The entire world has changed seemingly overnight. No, that’s not true. COVID-19 had been brewing and building for months and months. Festering and threatening overseas. We knew it would come our American way, and yet. Yet! Here we are. I have been laid off from my job; have been quarantined for 40 plus days; have not seen the inside of a store of any kind; have not driven a car or talked face to face with another human being besides my Kisa. For over a month, I have been separated by screens and paranoia. I couldn’t even say goodbye to one of my closest friends for fear of contamination before he stole across borders towards a new home. Words like FaceTime, Skype, Zoom, Hangout, and Live Stream rule my daily existence. My insanity has been kept in check by these words, walking 8-9 miles a day, writing letters, and finishing chores I always said I would get to but never did (sewing ripped clothes, making curtains, hanging art, you name it). The one activity I haven’t done much of is…read.

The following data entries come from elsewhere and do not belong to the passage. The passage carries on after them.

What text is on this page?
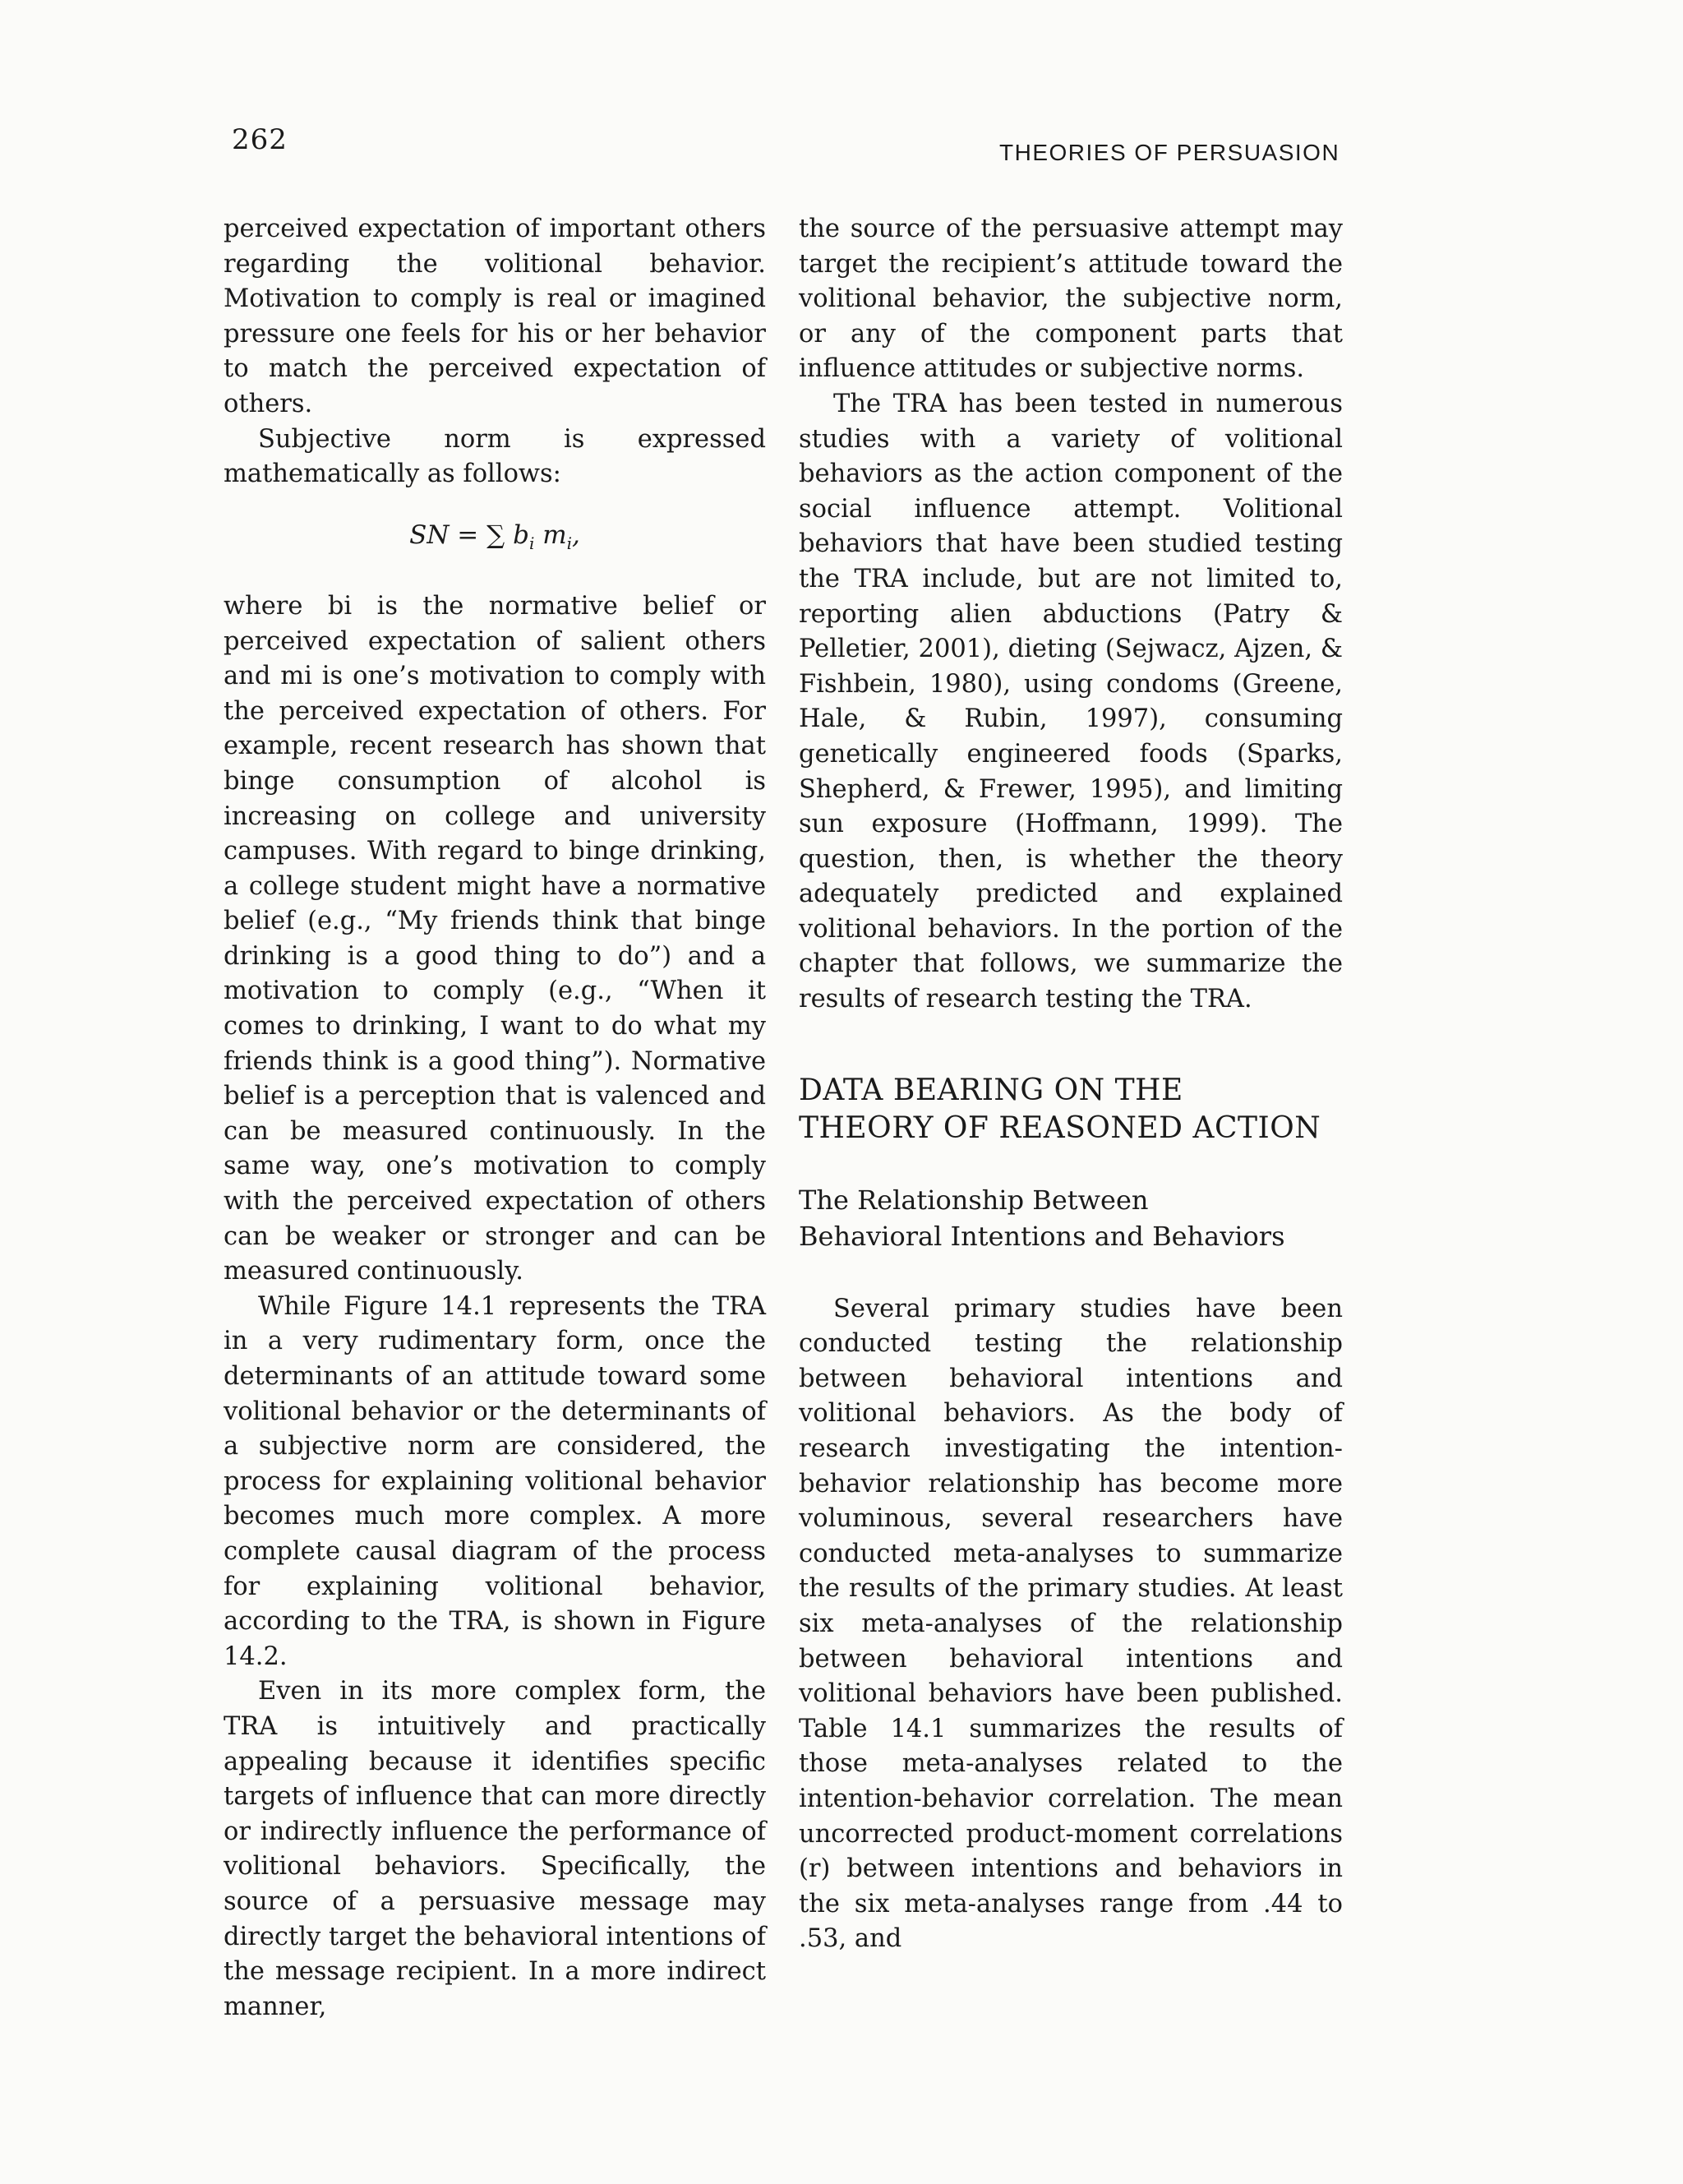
262	THEORIES OF PERSUASION

perceived expectation of important others regarding the volitional behavior. Motivation to comply is real or imagined pressure one feels for his or her behavior to match the perceived expectation of others.

Subjective norm is expressed mathematically as follows:

SN = ∑ $b_i$ $m_i$,

where bi is the normative belief or perceived expectation of salient others and mi is one’s motivation to comply with the perceived expectation of others. For example, recent research has shown that binge consumption of alcohol is increasing on college and university campuses. With regard to binge drinking, a college student might have a normative belief (e.g., “My friends think that binge drinking is a good thing to do”) and a motivation to comply (e.g., “When it comes to drinking, I want to do what my friends think is a good thing”). Normative belief is a perception that is valenced and can be measured continuously. In the same way, one’s motivation to comply with the perceived expectation of others can be weaker or stronger and can be measured continuously.

While Figure 14.1 represents the TRA in a very rudimentary form, once the determinants of an attitude toward some volitional behavior or the determinants of a subjective norm are considered, the process for explaining volitional behavior becomes much more complex. A more complete causal diagram of the process for explaining volitional behavior, according to the TRA, is shown in Figure 14.2.

Even in its more complex form, the TRA is intuitively and practically appealing because it identifies specific targets of influence that can more directly or indirectly influence the performance of volitional behaviors. Specifically, the source of a persuasive message may directly target the behavioral intentions of the message recipient. In a more indirect manner,

the source of the persuasive attempt may target the recipient’s attitude toward the volitional behavior, the subjective norm, or any of the component parts that influence attitudes or subjective norms.

The TRA has been tested in numerous studies with a variety of volitional behaviors as the action component of the social influence attempt. Volitional behaviors that have been studied testing the TRA include, but are not limited to, reporting alien abductions (Patry & Pelletier, 2001), dieting (Sejwacz, Ajzen, & Fishbein, 1980), using condoms (Greene, Hale, & Rubin, 1997), consuming genetically engineered foods (Sparks, Shepherd, & Frewer, 1995), and limiting sun exposure (Hoffmann, 1999). The question, then, is whether the theory adequately predicted and explained volitional behaviors. In the portion of the chapter that follows, we summarize the results of research testing the TRA.

DATA BEARING ON THE
THEORY OF REASONED ACTION
The Relationship Between
Behavioral Intentions and Behaviors

Several primary studies have been conducted testing the relationship between behavioral intentions and volitional behaviors. As the body of research investigating the intention-behavior relationship has become more voluminous, several researchers have conducted meta-analyses to summarize the results of the primary studies. At least six meta-analyses of the relationship between behavioral intentions and volitional behaviors have been published. Table 14.1 summarizes the results of those meta-analyses related to the intention-behavior correlation. The mean uncorrected product-moment correlations (r) between intentions and behaviors in the six meta-analyses range from .44 to .53, and
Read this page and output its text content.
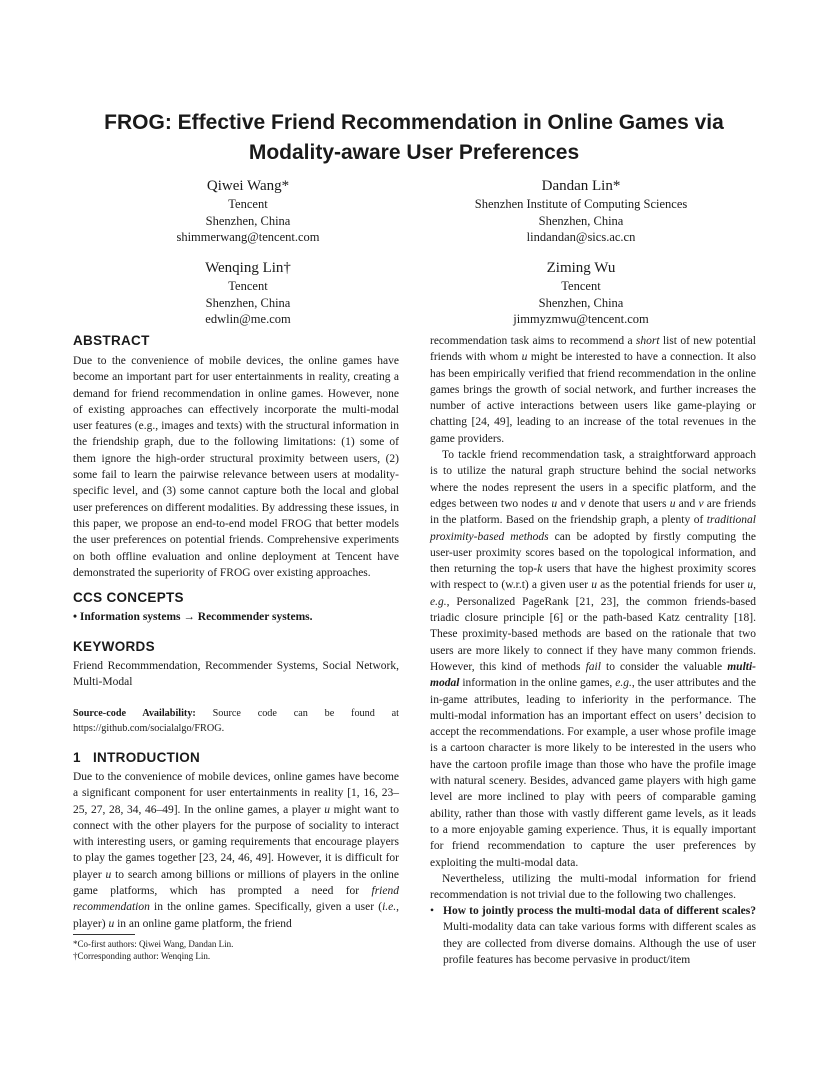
FROG: Effective Friend Recommendation in Online Games via
Modality-aware User Preferences
Qiwei Wang*
Tencent
Shenzhen, China
shimmerwang@tencent.com
Dandan Lin*
Shenzhen Institute of Computing Sciences
Shenzhen, China
lindandan@sics.ac.cn
Wenqing Lin†
Tencent
Shenzhen, China
edwlin@me.com
Ziming Wu
Tencent
Shenzhen, China
jimmyzmwu@tencent.com
ABSTRACT
Due to the convenience of mobile devices, the online games have become an important part for user entertainments in reality, creating a demand for friend recommendation in online games. However, none of existing approaches can effectively incorporate the multi-modal user features (e.g., images and texts) with the structural information in the friendship graph, due to the following limitations: (1) some of them ignore the high-order structural proximity between users, (2) some fail to learn the pairwise relevance between users at modality-specific level, and (3) some cannot capture both the local and global user preferences on different modalities. By addressing these issues, in this paper, we propose an end-to-end model FROG that better models the user preferences on potential friends. Comprehensive experiments on both offline evaluation and online deployment at Tencent have demonstrated the superiority of FROG over existing approaches.
CCS CONCEPTS
• Information systems → Recommender systems.
KEYWORDS
Friend Recommmendation, Recommender Systems, Social Network, Multi-Modal
Source-code Availability: Source code can be found at https://github.com/socialalgo/FROG.
1 INTRODUCTION
Due to the convenience of mobile devices, online games have become a significant component for user entertainments in reality [1, 16, 23–25, 27, 28, 34, 46–49]. In the online games, a player u might want to connect with the other players for the purpose of sociality to interact with interesting users, or gaming requirements that encourage players to play the games together [23, 24, 46, 49]. However, it is difficult for player u to search among billions or millions of players in the online game platforms, which has prompted a need for friend recommendation in the online games. Specifically, given a user (i.e., player) u in an online game platform, the friend
*Co-first authors: Qiwei Wang, Dandan Lin.
†Corresponding author: Wenqing Lin.
recommendation task aims to recommend a short list of new potential friends with whom u might be interested to have a connection. It also has been empirically verified that friend recommendation in the online games brings the growth of social network, and further increases the number of active interactions between users like game-playing or chatting [24, 49], leading to an increase of the total revenues in the game providers.
To tackle friend recommendation task, a straightforward approach is to utilize the natural graph structure behind the social networks where the nodes represent the users in a specific platform, and the edges between two nodes u and v denote that users u and v are friends in the platform. Based on the friendship graph, a plenty of traditional proximity-based methods can be adopted by firstly computing the user-user proximity scores based on the topological information, and then returning the top-k users that have the highest proximity scores with respect to (w.r.t) a given user u as the potential friends for user u, e.g., Personalized PageRank [21, 23], the common friends-based triadic closure principle [6] or the path-based Katz centrality [18]. These proximity-based methods are based on the rationale that two users are more likely to connect if they have many common friends. However, this kind of methods fail to consider the valuable multi-modal information in the online games, e.g., the user attributes and the in-game attributes, leading to inferiority in the performance. The multi-modal information has an important effect on users’ decision to accept the recommendations. For example, a user whose profile image is a cartoon character is more likely to be interested in the users who have the cartoon profile image than those who have the profile image with natural scenery. Besides, advanced game players with high game level are more inclined to play with peers of comparable gaming ability, rather than those with vastly different game levels, as it leads to a more enjoyable gaming experience. Thus, it is equally important for friend recommendation to capture the user preferences by exploiting the multi-modal data.
Nevertheless, utilizing the multi-modal information for friend recommendation is not trivial due to the following two challenges.
• How to jointly process the multi-modal data of different scales? Multi-modality data can take various forms with different scales as they are collected from diverse domains. Although the use of user profile features has become pervasive in product/item
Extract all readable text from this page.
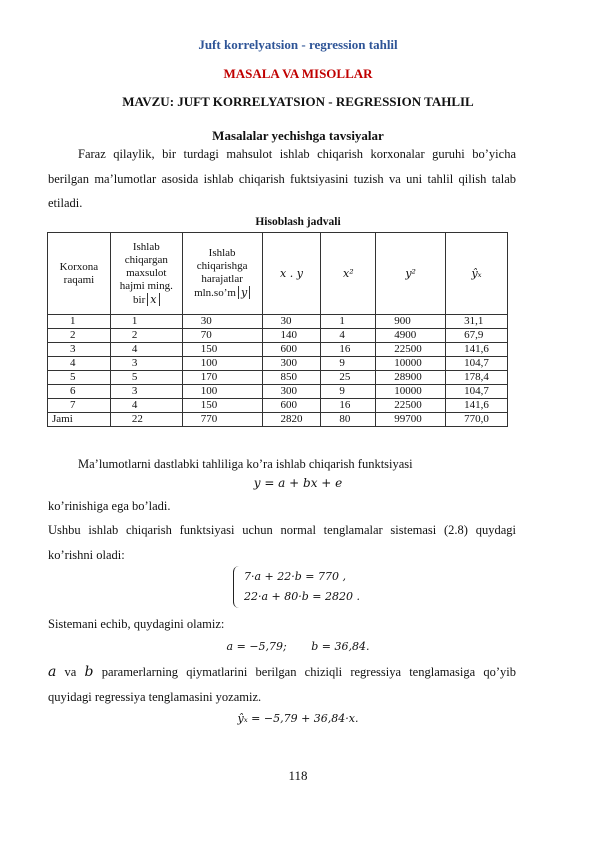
Juft korrelyatsion - regression tahlil
MASALA VA MISOLLAR
MAVZU: JUFT KORRELYATSION - REGRESSION TAHLIL
Masalalar yechishga tavsiyalar
Faraz qilaylik, bir turdagi mahsulot ishlab chiqarish korxonalar guruhi bo’yicha berilgan ma’lumotlar asosida ishlab chiqarish fuktsiyasini tuzish va uni tahlil qilish talab etiladi.
Hisoblash jadvali
Korxona raqami	Ishlab chiqargan maxsulot hajmi ming. bir x	Ishlab chiqarishga harajatlar mln.so’m y	x . y	x²	y²	ŷₓ
1	1	30	30	1	900	31,1
2	2	70	140	4	4900	67,9
3	4	150	600	16	22500	141,6
4	3	100	300	9	10000	104,7
5	5	170	850	25	28900	178,4
6	3	100	300	9	10000	104,7
7	4	150	600	16	22500	141,6
Jami	22	770	2820	80	99700	770,0
Ma’lumotlarni dastlabki tahliliga ko’ra ishlab chiqarish funktsiyasi
y = a + bx + e
ko’rinishiga ega bo’ladi.
Ushbu ishlab chiqarish funktsiyasi uchun normal tenglamalar sistemasi (2.8) quydagi ko’rishni oladi:
7·a + 22·b = 770 ,
22·a + 80·b = 2820 .
Sistemani echib, quydagini olamiz:
a = −5,79;       b = 36,84.
a va b paramerlarning qiymatlarini berilgan chiziqli regressiya tenglamasiga qo’yib quyidagi regressiya tenglamasini yozamiz.
ŷₓ = −5,79 + 36,84·x.
118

Nothing bothers me more than someone saying, “think of all the time you have to read!” They mean well but they just don’t know. When I was a kid I spent a lot of time reading. When I could get away with it, my nose was constantly in a book. In the dead of winter, when the summer tides of friends had gone out, I was left with my sister and a handful of kids close in age. Close, but not quite. Dead low tide was a boy one year older. A girl three years younger. A boy two years older. A boy four years younger. No one exactly shared my birth year. I found myself turning to friends within the pages of books. Lots and lots of books. Lots and lots of friends. My dad was not a fan of these relationships. He viewed fiction as leisure or worse, laziness. “Get outside! Get some fresh air!” was his constant bark from early October through May. His bark was so biting I grew up fearing fiction was a form of loafing; something to never to be caught doing in broad daylight. I remember smuggling Nancy Drew under my shirt when I went to the school bathroom; ducking under covers with a flashlight to join Bilbo on his great adventure; climbing trees with Stephen King clenched in my teeth. Hiding to hang out with a paperback became normal.
In 2006 when I started the BookLust Challenge, I thought I had slayed the old insecurities. I thought I could spend time with a book without guilt. For fourteen years I held onto this belief as a private gospel…until I got laid off and I couldn’t sit on the couch with a book. All the old feelings of leisure, loafing, laziness came flooding back. Guilt. I realized I only read when I was killing time, waiting for something else. Constructive book devouring? I don’t know. For years, I could juggle reading 5-6 books at a time and finish 10 in a month. But! That was when I was on hold with a vendor, bored in the boardroom, waiting in line at the grocery store, fighting nerves in the doctor’s office, sitting as a passenger on long car/train/plane/boat rides. Reading kept me from waiting for anything. Take all the time you need while I finish this chapter…
I have been out of work for one month, collecting unemployment equal to my take-home pay and yet I’ve only managed to finish two books. I guess I could try to tell myself I am waiting to go back to work, but that’s too abstract for my too literal mind. Mayday! Mayday, I can’t read.
I always said I will die before I officially finish the reading Challenge. Now I know it to be true.